Characters are built out of contrasts

When developing characters, authors look for contrasts. The protagonist and antagonist must have opposing goals. And both need to be as ‘real’ as possible. That means your hero must have flaws, and I believe they must also have a dark side.

monochrome picture of ripples on a river

Noir fiction is a great example of heroes with dark sides.

The hero in noir fiction is broken. He is cynical and often a drunkard, and often corrupt. Even so, he’s the only good man in the world of the book. Far from making the hero likeable, the noir writer makes the hero understandable. We know why the hero is so hard. We know he has to dip into the sewer of humanity to do the right thing. A purely good man would never survive the world of the noir.

A more recent example

Lisbeth Salander from The Dragon Tattoo series contains both good and evil within her. She was capable of horrible violence, but only in extreme circumstances. She would investigate her cases to the bitter end to get justice or truth for the client. She is violated horribly by the system set to protect her, but she can still find a way to exist within this brutal world.

In graphic novels

Ironman is complicated. He’s arrogant and snarky and rich and greedy. He’s smart and dedicated to destroying evil.

The Hulk is less complex, but just as complicated. As Bruce Banner, he’s contained and quiet and intellectual. As The Hulk, he’s rage personified, but it’s rage directed. He doesn’t just rampage he fights evil.

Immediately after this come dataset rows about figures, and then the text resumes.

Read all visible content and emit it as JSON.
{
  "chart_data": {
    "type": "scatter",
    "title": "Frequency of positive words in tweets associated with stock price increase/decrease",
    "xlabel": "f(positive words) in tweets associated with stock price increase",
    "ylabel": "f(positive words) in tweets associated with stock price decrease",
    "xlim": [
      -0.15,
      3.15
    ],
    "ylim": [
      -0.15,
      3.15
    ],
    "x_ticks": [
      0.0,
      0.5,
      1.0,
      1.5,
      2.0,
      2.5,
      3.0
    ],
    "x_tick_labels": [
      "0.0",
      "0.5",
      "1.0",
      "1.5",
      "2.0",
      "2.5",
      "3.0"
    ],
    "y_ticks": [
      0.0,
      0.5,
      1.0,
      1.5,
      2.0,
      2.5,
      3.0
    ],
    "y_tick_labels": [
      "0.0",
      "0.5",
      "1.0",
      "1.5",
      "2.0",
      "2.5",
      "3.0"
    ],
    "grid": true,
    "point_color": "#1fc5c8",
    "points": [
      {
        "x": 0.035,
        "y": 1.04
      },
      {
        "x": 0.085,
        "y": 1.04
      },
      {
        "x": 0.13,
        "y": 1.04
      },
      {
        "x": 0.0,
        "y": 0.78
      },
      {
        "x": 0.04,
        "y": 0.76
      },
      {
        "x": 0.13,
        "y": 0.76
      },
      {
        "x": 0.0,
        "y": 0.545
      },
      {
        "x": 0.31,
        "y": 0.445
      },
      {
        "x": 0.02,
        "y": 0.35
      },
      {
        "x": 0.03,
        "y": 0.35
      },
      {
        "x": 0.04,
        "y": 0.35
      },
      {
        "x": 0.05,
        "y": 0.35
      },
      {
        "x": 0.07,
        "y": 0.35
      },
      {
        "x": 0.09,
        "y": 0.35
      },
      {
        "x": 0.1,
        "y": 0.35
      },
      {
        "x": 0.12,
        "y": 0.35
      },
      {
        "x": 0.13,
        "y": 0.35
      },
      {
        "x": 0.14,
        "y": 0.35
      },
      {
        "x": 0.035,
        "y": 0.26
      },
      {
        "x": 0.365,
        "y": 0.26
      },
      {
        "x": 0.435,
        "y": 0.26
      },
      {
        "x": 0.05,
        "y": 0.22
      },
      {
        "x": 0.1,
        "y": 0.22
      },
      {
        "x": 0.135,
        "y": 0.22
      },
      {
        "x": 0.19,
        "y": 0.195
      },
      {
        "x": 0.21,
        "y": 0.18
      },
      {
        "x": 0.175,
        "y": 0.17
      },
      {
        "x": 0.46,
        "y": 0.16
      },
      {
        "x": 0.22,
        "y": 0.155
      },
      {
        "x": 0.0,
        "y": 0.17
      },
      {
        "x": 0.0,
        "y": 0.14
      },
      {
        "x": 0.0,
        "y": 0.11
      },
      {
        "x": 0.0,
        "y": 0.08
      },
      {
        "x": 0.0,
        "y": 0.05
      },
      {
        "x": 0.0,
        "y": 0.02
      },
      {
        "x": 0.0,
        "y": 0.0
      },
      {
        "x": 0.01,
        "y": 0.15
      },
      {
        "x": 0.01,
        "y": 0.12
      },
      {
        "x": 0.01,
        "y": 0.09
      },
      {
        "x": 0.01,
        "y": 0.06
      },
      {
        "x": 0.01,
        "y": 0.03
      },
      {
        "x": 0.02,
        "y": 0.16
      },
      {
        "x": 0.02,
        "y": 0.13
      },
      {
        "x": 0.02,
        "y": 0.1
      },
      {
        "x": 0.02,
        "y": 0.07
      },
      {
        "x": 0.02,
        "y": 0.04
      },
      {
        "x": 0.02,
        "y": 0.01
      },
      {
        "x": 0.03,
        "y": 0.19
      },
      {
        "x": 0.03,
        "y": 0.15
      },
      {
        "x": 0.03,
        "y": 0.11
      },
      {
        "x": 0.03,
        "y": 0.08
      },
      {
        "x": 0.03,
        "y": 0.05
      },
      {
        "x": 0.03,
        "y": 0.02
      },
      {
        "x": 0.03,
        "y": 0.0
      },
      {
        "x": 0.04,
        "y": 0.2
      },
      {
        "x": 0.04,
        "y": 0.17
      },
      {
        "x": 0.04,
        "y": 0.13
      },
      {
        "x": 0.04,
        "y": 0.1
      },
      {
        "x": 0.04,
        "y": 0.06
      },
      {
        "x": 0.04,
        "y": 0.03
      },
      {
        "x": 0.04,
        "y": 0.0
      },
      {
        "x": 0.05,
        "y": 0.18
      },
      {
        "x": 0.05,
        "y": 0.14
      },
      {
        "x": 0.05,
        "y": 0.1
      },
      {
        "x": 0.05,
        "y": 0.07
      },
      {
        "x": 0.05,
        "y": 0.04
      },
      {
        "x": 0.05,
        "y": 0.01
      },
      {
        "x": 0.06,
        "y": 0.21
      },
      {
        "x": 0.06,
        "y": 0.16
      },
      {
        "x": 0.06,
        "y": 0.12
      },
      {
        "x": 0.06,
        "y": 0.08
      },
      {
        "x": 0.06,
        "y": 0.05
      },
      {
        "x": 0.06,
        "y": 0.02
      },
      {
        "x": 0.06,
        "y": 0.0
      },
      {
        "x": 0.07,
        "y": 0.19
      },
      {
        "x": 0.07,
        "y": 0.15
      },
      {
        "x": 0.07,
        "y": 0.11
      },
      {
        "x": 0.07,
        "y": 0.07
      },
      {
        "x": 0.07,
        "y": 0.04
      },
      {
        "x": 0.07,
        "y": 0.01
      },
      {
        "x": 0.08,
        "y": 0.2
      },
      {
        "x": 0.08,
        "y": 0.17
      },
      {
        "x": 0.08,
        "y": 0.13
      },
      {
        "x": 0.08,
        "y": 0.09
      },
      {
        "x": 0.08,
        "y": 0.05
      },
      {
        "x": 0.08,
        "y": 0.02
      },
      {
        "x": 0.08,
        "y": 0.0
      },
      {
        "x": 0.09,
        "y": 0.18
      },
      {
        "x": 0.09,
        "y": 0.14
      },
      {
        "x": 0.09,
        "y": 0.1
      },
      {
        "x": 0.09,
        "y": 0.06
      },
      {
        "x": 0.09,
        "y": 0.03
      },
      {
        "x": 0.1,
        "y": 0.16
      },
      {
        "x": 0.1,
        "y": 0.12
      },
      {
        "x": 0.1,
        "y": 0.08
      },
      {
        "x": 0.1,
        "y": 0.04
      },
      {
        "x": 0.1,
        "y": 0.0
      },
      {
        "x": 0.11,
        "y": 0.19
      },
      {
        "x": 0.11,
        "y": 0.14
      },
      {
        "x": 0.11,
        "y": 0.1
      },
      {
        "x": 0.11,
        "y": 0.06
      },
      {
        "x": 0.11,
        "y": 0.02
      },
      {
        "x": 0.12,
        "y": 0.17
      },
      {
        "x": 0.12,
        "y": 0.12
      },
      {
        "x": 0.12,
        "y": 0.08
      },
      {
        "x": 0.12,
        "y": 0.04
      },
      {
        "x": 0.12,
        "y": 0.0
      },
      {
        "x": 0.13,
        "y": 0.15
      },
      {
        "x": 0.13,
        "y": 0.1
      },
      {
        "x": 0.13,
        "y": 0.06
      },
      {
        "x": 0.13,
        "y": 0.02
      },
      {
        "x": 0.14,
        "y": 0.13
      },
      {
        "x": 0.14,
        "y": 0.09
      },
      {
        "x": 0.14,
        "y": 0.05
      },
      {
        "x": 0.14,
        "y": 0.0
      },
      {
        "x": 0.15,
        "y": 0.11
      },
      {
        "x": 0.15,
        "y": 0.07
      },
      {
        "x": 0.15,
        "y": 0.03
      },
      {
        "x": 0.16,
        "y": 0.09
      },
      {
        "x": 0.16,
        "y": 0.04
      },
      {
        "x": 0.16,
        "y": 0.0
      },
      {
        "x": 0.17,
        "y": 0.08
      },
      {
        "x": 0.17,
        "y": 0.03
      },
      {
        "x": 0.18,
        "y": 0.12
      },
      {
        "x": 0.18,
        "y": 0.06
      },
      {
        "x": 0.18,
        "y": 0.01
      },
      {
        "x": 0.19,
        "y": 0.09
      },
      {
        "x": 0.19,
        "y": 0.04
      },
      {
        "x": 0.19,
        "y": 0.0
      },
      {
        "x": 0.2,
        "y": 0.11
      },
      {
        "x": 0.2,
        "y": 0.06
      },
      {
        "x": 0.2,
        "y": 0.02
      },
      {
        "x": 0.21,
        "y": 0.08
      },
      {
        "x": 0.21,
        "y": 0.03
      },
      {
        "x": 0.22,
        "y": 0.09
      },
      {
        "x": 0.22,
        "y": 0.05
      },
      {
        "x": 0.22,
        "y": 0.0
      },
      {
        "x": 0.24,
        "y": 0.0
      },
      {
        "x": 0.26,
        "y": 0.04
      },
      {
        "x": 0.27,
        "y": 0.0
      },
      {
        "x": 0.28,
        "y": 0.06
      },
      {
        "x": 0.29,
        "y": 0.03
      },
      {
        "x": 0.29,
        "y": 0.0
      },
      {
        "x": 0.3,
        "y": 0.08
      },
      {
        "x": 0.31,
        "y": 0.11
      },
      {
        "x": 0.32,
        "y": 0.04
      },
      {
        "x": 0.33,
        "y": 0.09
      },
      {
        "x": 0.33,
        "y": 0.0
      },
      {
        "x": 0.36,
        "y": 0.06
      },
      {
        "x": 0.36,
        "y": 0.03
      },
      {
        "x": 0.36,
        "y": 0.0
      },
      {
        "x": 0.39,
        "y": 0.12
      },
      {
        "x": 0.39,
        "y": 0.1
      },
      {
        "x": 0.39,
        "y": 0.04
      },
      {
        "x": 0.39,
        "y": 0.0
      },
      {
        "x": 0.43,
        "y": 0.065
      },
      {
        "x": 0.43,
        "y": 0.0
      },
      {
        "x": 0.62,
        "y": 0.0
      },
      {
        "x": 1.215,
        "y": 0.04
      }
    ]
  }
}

Thor, however, is only half a person. He may be strong but he’s not bright, he needs Loki to make him a person.

 In my next book….

I’m working on the main character now. A woman who has closed off all her emotions because of a horrific event in her past – no spoilers. What makes her interesting, to me at least, is that she’s talented, she’s intelligent and she’s capable of kindness.

My challenge is to help the reader connect with her at the beginning of the story by making her complex. To show you the possibility of her learning to feel emotions without a promise that all will be well in the end. I’m not sure right now if all will be well in the end, after all.

To do this I look at other characters for tips. I want her to be a little like a noir hero, cynical and damaged, and a little like Lisbeth, determined and focused. And  a lot like herself.

Are there heroes you like who are complex? Who do you find interesting an a book or movie?